Merece destaque que tanto Franco Perazzoni como Alexandre Saraiva são delegados federais que se especializaram na atividade de repressão aos crimes ambientais, com longas passagens por unidades que se encarregam dessa relevante missão, além de terem doutorado na área ambiental, representando inequivocamente dois capitais humanos para a Polícia Federal.
A DMAPH – Divisão de Repressão a Crimes Contra o Meio Ambiente e o Patrimônio Histórico, titularizada hoje por outro especialista, o delegado Rubens Lopes, que foi a unidade em que Perazzoni, Saraiva e muitos outros, como o próprio Rubens, fizeram escola, completa – nesse ano de 2021 – vinte anos de sua criação.

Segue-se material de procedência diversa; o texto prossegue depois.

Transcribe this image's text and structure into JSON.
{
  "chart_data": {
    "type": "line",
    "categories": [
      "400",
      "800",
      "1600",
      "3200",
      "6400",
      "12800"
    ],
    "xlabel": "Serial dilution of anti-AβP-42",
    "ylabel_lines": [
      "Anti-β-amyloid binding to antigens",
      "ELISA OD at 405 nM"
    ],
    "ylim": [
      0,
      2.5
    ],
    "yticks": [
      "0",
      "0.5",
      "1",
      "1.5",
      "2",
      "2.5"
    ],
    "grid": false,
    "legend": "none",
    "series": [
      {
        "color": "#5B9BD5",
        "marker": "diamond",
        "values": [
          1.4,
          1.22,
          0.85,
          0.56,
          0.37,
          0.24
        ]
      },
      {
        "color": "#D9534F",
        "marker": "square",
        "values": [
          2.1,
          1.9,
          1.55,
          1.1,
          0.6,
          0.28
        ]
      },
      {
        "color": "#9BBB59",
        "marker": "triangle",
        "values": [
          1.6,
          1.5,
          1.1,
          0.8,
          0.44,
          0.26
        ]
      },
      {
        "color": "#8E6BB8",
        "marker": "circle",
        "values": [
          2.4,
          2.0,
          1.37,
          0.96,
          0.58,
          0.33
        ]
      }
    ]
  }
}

Foram duas décadas de realização de centenas de projetos importantes e operações repressivas, em que a Polícia Federal formou mulheres e homens que hoje combatem esse flagelo que ameaça o futuro da humanidade como um todo.
O crime ambiental no Brasil é uma atividade organizada, extremamente lucrativa e desgraçadamente destruidora. E há também, comprovadamente, um enorme esquema de proteção política, que favorece esses delinquentes, com a necessária imbricação com a criminalidade institucionalizada, essa já tão conhecida da nossa sociedade.
Nenhum governo – estadual ou federal – tem o direito de não se sensibilizar ou de se omitir em relação à proteção das nossas florestas.
A delinquência ambiental do andar de cima, como já descrevemos detalhadamente no passado, lança mão de figuras deletérias como a corrupção normativa, que consiste na elaboração e aprovação (ou revogação) de normas ambientais, por encomenda e à feição dos interesses dos criminosos.
Que a Polícia Federal siga seu caminho inabalável, protegendo, com suas investigações e operações repressivas, os bens, interesses e serviços da União.
E sempre é bom lembrar que a nossa natureza, as florestas e a fauna silvestre, muitas vezes não nos darão uma segunda chance. Muitos desses recursos, uma vez perdidos, estarão irremediavelmente perdidos para sempre.